In property, we use maps, pictures and plans to explain something more clearly, yet these are often forgotten in seminars.  Likewise, showing statistics, timelines and processes graphically are far more likely to make them understandable and memorable. 

Remember that you are using these to explain something to your audience, so they should not be too complicated.  As with any form of speaking, why not ask for feedback. Ask someone not familiar with your topic whether what you are saying and how you are illustrating it is clear.

Check your tech

Another major complaint about slides accompanying seminars and presentations is that whatever is on the slides is totally unreadable.  This makes the slides a distraction. 

I’ve seen a few online seminars where the slides were not displayed properly, often with presenter view showing.  This means the slide itself does not take up much of the screen (so not readable) and the audience can see the next slide and presenter notes.  If you are using slides, make sure you’ve checked how they will appear to an audience.

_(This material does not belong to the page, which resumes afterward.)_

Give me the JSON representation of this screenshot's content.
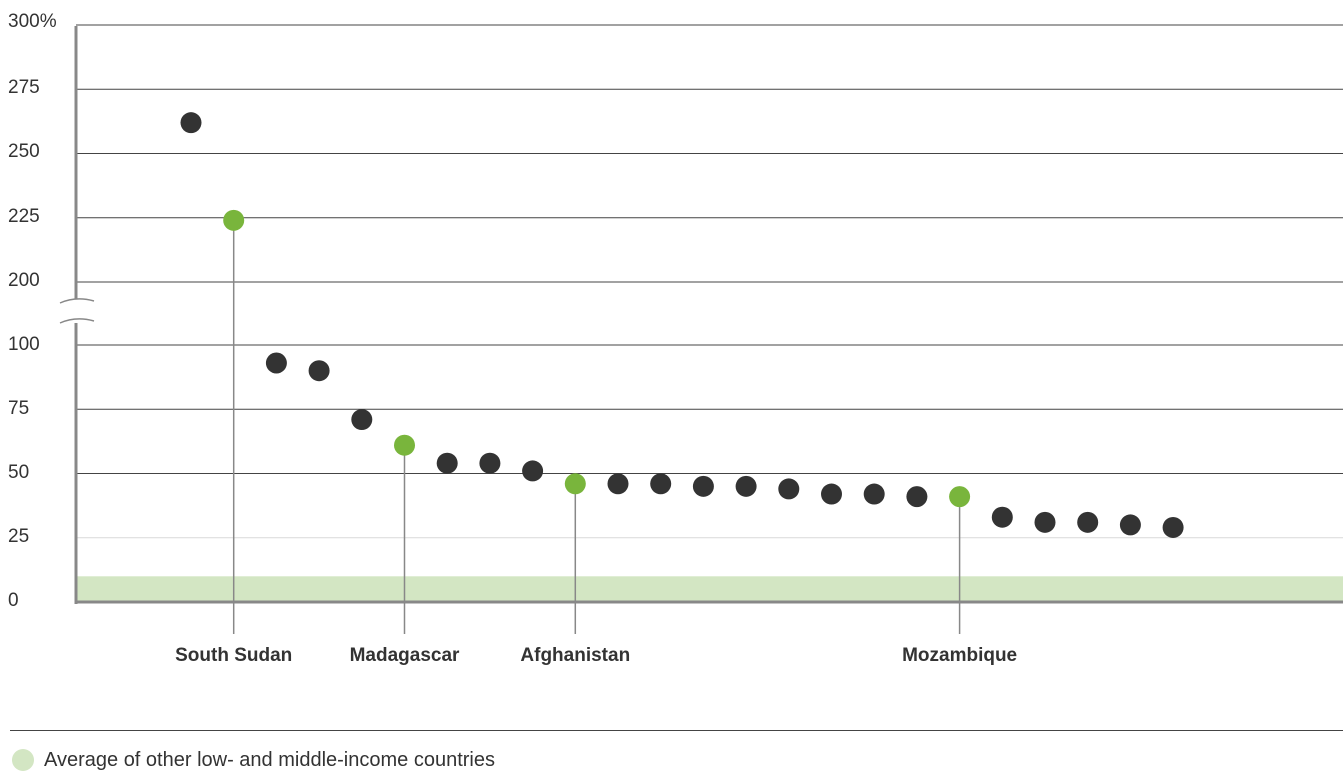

Technology sometimes fails.  If it does, you must be able to present without the slides.  They therefore cannot act as your speaker notes (and shouldn’t).  Well-designed slides aid the presentation, they aren’t the whole point of it.

What should a slide be?

Supportive slides are there to help the audience understand.  As a presenter you should not need to look at them.  You should be looking at your audience.  And the audience should be listening to you, not reading your slides.

Less is more – in amount of text on a slide and also the number of slides.  One suggested rule of thumb is that there should be a maximum of one slide per minute you are speaking. If anything I’d suggest to go for fewer. 

I also advocate not having a slide showing when one isn’t needed.  If there is part of a presentation where you want all of the attention on what you are saying, don’t have anything on screen.  You can achieve this by turning off the slides (using a clicker / pressing B (black) or W (white) when presenting in PowerPoint or simply adding a blank slide to your presentation).

Ultimately make sure you’ve asked yourself – what am I helping the audience to understand with this slide?  Put yourself in their place – if you were listening to this presentation, would you find the slide engaging, understandable and helpful?

My top tips for effective and supportive slides:

  • Whatever you do, don’t fill slides with blocks of text which you simply read out.
  • Use photographs, maps, diagrams, graphs, etc to illustrate your points.
  • Make sure whatever is on the slide is clear when on screen.
  • Do not have too many slides (if it’s more than one per minute, it’s probably too much).
  • Don’t be afraid to have nothing on screen if a slide is not needed.

Overall – keep it simple, even when explaining the complicated.